Description
En raison de ses particularités botaniques, le lac noir est depuis longtemps considéré par les botanistes comme un biotope d'intérêt végétal et donc digne d'être conservé.
Le bassin où se trouve la tourbière contenait autrefois une petite cuvette qui s'est progressivement remplie à la suite du processus lent et naturel de submersion par la végétation marécageuse.
Une grande partie de sa surface est aujourd'hui occupée par la végétation marécageuse et caractérisée par la présence d'un petit étang.
Parmi les espèces les plus intéressantes présentes dans cette zone, citons Scheuchzeria palustris, Andromeda polifolia, Oxycoccus microcarpus, Vaccinium uliginosum, Carex limosa, Carex pauciflora, Rhynchospora alba, Eriophorum vaginatum, Lycopodium inundatum, Betula pubescens.
D'un point de vue faunistique, le biotope présente également des aspects intéressants. Il s'agit en effet d'une station de reproduction pour le triton alpestre (Triturus alpestris), la grenouille de montagne (Rana temporaria), et le lézard vivipare (Lacerta vivipara) y est également présent.

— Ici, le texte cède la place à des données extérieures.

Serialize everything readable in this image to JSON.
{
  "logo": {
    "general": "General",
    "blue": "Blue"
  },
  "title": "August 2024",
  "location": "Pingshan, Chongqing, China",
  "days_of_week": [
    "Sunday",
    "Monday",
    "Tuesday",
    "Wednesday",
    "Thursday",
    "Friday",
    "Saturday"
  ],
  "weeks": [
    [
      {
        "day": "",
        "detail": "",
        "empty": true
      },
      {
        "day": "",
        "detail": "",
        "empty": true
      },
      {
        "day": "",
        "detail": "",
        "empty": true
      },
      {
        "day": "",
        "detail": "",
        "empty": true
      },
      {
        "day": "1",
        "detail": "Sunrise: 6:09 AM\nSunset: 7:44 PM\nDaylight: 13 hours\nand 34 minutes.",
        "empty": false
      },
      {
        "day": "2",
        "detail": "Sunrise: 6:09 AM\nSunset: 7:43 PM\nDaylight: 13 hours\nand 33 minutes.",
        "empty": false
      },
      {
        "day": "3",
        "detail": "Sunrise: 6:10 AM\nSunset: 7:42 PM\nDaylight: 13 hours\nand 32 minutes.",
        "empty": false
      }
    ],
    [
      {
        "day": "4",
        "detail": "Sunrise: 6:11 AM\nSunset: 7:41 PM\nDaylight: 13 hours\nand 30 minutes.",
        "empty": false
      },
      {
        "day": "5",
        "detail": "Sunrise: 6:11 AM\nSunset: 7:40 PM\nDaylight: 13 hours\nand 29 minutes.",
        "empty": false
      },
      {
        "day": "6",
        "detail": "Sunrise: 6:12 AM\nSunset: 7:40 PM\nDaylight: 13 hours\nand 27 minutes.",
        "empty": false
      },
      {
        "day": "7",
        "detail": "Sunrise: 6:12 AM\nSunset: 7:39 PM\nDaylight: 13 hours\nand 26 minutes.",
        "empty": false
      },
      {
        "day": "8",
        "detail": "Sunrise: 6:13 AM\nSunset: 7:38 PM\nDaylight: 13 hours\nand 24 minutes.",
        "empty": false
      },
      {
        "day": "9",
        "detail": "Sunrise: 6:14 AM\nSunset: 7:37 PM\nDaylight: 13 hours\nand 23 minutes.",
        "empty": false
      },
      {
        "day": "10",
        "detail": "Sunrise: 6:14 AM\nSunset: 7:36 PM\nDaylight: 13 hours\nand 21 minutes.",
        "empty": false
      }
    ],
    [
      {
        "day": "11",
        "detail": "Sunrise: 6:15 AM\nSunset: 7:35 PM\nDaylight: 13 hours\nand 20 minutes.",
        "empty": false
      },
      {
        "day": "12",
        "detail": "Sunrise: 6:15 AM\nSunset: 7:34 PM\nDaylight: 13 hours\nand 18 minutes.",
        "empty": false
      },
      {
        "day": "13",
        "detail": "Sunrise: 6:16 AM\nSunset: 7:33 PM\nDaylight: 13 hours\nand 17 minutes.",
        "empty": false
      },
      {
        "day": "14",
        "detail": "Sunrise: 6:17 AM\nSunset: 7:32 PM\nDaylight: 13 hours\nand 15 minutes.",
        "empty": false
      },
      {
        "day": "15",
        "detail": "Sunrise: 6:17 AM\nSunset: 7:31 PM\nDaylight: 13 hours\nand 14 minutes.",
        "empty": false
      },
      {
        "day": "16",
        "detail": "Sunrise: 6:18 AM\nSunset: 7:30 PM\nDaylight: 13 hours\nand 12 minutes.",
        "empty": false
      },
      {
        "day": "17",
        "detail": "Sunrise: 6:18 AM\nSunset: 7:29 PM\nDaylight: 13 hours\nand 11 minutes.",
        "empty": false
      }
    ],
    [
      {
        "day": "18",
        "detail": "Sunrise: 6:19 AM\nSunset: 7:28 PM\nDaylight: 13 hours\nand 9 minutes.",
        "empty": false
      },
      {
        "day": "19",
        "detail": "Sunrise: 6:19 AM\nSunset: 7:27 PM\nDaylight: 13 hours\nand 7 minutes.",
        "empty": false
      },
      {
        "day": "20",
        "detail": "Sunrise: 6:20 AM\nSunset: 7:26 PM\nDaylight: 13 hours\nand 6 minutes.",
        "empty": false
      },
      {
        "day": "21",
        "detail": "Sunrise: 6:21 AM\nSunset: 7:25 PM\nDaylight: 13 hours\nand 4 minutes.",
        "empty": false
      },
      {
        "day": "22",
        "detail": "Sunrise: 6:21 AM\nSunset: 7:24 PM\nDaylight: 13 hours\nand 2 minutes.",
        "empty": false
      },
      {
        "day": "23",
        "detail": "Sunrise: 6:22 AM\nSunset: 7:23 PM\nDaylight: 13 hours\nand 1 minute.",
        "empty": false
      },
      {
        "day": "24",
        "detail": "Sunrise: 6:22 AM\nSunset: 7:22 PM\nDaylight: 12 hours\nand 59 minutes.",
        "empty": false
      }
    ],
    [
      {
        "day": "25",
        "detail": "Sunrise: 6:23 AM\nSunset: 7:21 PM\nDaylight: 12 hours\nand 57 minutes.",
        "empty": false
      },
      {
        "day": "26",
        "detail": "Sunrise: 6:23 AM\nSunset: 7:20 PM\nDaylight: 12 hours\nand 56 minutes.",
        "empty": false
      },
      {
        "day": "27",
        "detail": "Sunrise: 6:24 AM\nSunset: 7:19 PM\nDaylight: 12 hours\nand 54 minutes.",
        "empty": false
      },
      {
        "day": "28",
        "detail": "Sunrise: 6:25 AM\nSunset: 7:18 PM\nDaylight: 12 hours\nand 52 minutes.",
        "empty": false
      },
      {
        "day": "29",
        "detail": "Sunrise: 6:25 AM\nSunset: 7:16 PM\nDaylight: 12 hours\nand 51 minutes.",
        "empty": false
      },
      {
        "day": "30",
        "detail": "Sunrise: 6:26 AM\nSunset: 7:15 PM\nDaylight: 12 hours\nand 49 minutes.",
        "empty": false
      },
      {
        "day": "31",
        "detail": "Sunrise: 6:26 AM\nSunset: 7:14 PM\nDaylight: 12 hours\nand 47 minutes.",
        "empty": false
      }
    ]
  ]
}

La forêt qui entoure la zone humide, partiellement incluse dans le biotope, abrite également d'autres espèces faunistiques de valeur : en premier lieu, des oiseaux tels que le grand tétras (Tetrao urogallus), le tétras-lyre (Tetrao tetrix), la chouette chevêche (Glaucidium passerinum), la chouette à tête rousse (Aegolius funereus), le pic noir (Dryocopus martius) et le pic tridactyle (Picoides tridactylus).
Il accueille également des mammifères tels que la martre (Martes martes), le cerf (Cervus elaphus) et le chevreuil (Capreolus capreolus).